The seven-figure gift was made from a donor-advised fund, a type of charitable giving account offered by some nonprofit foundations and for-profit investment firms that provides more generous income tax deductions and anonymity. The practice of routing behested payments through such accounts is little known, even to the most seasoned political insiders, but it is raising concerns with government watchdogs who say it allows unidentified donors to avoid scrutiny when making charitable contributions on behalf of politicians with whom they may be trying to curry favor.
In required filings with the California Fair Political Practices Commission, Newsom’s office reported that the $1-million donation was made in April 2020 from the Silicon Valley Community Foundation.

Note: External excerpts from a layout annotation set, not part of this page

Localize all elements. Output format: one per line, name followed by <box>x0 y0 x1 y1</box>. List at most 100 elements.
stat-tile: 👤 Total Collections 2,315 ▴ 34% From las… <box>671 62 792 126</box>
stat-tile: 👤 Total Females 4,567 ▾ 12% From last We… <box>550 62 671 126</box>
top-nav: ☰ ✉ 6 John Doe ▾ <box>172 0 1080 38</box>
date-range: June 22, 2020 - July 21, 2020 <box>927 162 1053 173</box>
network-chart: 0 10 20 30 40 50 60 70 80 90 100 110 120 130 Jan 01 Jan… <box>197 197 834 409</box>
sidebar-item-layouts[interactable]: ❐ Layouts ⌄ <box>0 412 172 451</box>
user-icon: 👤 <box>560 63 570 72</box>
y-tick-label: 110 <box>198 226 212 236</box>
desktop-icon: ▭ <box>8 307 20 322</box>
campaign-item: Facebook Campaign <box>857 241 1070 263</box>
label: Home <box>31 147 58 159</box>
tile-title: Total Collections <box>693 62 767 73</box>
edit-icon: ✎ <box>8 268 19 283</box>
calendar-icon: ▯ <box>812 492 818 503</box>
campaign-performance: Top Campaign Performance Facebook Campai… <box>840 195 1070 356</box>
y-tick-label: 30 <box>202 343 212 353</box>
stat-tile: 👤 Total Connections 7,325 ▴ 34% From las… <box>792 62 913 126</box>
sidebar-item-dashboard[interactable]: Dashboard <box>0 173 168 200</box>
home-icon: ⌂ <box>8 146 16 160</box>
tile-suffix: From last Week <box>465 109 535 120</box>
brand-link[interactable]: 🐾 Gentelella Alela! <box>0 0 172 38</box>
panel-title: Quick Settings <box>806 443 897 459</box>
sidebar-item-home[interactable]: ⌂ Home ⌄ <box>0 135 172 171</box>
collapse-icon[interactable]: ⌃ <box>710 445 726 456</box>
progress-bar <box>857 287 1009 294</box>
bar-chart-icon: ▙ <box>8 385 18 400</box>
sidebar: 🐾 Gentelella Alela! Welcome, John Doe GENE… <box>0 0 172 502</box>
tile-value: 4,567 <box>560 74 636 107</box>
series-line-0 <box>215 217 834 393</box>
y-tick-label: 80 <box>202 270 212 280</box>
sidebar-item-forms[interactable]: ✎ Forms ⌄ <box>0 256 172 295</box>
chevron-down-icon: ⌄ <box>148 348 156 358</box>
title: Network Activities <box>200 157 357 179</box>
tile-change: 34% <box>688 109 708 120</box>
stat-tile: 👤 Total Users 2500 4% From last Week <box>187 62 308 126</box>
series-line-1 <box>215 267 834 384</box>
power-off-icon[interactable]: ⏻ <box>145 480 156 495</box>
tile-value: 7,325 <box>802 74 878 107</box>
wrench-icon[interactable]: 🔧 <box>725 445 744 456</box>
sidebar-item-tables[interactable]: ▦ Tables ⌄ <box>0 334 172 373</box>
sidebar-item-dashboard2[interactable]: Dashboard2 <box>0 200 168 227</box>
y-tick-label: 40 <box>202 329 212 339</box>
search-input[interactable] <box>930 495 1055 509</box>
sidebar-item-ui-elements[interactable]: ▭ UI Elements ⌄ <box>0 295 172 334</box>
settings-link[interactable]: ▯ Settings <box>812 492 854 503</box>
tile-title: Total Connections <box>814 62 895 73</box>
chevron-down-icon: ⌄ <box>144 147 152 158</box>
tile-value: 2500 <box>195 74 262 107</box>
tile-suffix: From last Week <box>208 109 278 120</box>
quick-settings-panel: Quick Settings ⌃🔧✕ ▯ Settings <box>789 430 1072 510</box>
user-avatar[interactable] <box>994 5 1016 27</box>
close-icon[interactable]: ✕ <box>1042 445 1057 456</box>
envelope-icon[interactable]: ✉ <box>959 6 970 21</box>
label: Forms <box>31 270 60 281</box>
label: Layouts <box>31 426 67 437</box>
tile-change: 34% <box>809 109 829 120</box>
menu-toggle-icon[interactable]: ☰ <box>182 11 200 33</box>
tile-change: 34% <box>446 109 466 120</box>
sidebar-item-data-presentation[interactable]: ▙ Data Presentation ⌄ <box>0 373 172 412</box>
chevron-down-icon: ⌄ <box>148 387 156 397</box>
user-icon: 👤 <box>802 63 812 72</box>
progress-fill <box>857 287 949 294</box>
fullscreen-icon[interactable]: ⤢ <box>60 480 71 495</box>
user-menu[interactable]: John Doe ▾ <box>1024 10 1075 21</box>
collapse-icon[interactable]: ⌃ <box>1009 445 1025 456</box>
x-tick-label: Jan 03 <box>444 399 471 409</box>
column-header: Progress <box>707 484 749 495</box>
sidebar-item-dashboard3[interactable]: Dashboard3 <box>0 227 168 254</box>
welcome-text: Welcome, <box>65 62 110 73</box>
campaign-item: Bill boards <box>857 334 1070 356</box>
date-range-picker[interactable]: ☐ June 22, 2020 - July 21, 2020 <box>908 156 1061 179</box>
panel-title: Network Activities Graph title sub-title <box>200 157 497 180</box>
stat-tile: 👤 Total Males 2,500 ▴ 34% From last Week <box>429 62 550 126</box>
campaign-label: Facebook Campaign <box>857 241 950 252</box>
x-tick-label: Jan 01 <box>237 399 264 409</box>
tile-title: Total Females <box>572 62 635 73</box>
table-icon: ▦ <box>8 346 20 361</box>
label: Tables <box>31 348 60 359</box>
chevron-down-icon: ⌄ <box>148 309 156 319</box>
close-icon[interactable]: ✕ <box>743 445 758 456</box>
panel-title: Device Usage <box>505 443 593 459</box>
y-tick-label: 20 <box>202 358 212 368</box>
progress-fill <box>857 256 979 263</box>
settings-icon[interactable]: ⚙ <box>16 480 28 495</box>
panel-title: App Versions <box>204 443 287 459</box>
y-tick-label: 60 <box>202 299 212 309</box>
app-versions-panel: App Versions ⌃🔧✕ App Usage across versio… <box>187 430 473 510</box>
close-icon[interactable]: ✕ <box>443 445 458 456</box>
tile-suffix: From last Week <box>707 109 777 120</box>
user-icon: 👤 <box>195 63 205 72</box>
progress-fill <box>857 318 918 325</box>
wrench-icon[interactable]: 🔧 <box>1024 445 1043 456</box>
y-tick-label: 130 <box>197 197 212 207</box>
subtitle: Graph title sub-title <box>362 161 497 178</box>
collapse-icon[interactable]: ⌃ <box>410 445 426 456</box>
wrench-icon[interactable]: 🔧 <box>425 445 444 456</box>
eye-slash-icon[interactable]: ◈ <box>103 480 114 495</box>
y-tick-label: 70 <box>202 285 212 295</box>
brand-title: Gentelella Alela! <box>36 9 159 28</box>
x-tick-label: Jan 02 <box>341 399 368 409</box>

The foundation confirmed to The Times that the money was not from the charity itself, but was made at the request of a person or company with a donor-advised fund at the organization.
“The public needs to know who the original donor is,” said Bob Stern, a co-author of the state’s Fair Political Practices Act, approved by voters in 1974 and updated in 1997 through legislation to include behested payments. “This clearly wasn’t anticipated when the law was passed.”